Granger needs no CARICOM report to give concession of defeat

Dear Editor,
After stealing an entire year of the life of the country by delaying elections to March 2020, Mr. David Granger now tells voters in his recent address, “I encourage everyone to await the completion of…the reports of the…CARICOM observers…”
A man who complains of “character assassination” but embellishes in what may be called “constitution assassination,” the true motif of the Coalition tenure in office. His heightened embrace of CARICOM as a most “legitimate interlocutor” on the elections is a ploy to stall a formal concession of electoral loss.
He ought to be cognisant of CARICOM’s statements on the record and their subsequent witness to the bona fides of the recount. Said another way, CARICOM’s report cannot now be dispositive.
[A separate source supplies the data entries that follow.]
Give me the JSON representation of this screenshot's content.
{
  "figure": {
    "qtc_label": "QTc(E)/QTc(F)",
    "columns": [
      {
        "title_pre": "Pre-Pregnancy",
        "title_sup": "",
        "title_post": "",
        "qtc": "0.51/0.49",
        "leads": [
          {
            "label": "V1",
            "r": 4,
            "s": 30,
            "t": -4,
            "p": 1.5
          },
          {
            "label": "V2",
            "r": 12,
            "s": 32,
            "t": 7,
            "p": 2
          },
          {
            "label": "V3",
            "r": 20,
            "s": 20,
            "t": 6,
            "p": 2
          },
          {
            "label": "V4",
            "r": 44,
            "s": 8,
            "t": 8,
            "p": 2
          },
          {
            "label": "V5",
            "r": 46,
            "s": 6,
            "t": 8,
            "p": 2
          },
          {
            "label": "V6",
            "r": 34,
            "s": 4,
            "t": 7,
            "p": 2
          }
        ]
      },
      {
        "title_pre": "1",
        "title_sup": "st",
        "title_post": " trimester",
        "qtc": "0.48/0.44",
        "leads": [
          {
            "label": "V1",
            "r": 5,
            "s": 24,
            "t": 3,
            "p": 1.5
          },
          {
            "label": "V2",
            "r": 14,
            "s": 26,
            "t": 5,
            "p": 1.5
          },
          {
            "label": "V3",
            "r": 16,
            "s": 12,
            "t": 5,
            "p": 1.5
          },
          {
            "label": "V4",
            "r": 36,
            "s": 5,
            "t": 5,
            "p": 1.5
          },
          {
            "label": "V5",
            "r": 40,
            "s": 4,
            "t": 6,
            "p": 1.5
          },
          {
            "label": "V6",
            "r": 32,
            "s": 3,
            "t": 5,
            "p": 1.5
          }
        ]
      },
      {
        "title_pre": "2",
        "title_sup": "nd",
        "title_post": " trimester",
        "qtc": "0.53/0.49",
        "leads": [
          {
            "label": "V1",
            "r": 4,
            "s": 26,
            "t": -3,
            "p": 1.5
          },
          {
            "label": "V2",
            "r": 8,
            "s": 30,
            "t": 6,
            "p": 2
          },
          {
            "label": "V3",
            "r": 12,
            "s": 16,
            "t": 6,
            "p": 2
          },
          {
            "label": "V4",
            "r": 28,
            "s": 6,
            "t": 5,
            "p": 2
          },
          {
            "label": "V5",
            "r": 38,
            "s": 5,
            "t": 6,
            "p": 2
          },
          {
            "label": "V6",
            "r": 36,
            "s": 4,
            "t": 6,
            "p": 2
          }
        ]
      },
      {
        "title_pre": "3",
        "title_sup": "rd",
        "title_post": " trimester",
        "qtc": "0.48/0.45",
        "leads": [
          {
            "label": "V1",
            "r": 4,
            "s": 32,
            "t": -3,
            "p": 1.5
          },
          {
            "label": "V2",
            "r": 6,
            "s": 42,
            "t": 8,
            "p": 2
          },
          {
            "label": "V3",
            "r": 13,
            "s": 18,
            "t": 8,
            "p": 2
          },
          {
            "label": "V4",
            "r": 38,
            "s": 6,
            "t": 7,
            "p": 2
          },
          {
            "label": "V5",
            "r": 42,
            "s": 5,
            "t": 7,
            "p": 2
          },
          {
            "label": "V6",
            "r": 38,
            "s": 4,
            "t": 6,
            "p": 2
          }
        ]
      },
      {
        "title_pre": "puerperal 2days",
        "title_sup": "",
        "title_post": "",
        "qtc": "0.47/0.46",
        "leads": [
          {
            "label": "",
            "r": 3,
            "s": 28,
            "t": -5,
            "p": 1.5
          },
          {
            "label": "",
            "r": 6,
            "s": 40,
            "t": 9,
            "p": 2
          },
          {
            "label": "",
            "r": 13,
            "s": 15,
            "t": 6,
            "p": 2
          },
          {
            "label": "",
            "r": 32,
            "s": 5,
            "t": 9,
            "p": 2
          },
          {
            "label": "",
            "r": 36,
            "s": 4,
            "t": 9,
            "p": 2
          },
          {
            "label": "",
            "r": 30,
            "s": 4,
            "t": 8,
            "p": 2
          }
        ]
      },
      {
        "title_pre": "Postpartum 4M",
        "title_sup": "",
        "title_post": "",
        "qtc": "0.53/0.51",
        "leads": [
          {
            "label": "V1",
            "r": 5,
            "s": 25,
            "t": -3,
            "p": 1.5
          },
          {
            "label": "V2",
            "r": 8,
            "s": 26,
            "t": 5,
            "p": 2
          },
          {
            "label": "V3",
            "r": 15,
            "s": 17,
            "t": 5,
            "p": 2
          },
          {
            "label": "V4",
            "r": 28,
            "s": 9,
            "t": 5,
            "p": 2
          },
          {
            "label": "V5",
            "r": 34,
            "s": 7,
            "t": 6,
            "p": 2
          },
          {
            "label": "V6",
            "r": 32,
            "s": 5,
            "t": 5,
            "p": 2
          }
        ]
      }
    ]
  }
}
Moreover, Mr. Granger has more than what he needs to concede defeat and end having the security of the republic in a vulnerable state. He needs no CARICOM report to do that. In contrast, he has already shown, in December 2018, that he was terrified by that profound word “defeat,” as it appeared in Article 6.
A CARICOM report which is likely to include that very word, or shades of its usual incandescent terror, is therefore a waste of time, which is always of the essence following a “defeat” of government pursuant to a (no) confidence vote.
Emphasis on this report is reason to see that CARICOM is being used as a means to an end, with the report itself likely to be rejected by Congress Place.
Further, this talk of CARICOM being a most “legitimate interlocutor” of the elections is arguably an inverse use of the phrase borrowed by Mr. Granger to create space from which he may try to impress upon the transformational leadership of that regional body’s current Chair to provide for another Mustique.
To this extent, CARICOM is being used as PNC propaganda to help distract from, and stall, Mr. Granger’s concession of defeat, just as Mr. Granger invented “GECOM’s readiness” to distract from calling a timely election pursuant to Article 106 (7).
Every time Mr. Granger tells people to wait, they fall quickly in line, regardless of what the Constitution says. Now, as Guyana waits again, Mr. Granger is busy making his preparation to set the elections aside based on unfounded claims of “massive” irregularities, including at least 41 dead souls who, with all fingers intact, rose up Lazarus-like and voted.
Electors should not be misguided; they should instead celebrate their right to prepare for a declaration and a lawful transition from a de facto to an elected Government. It is theirs to enjoy; this is part of their voting rights.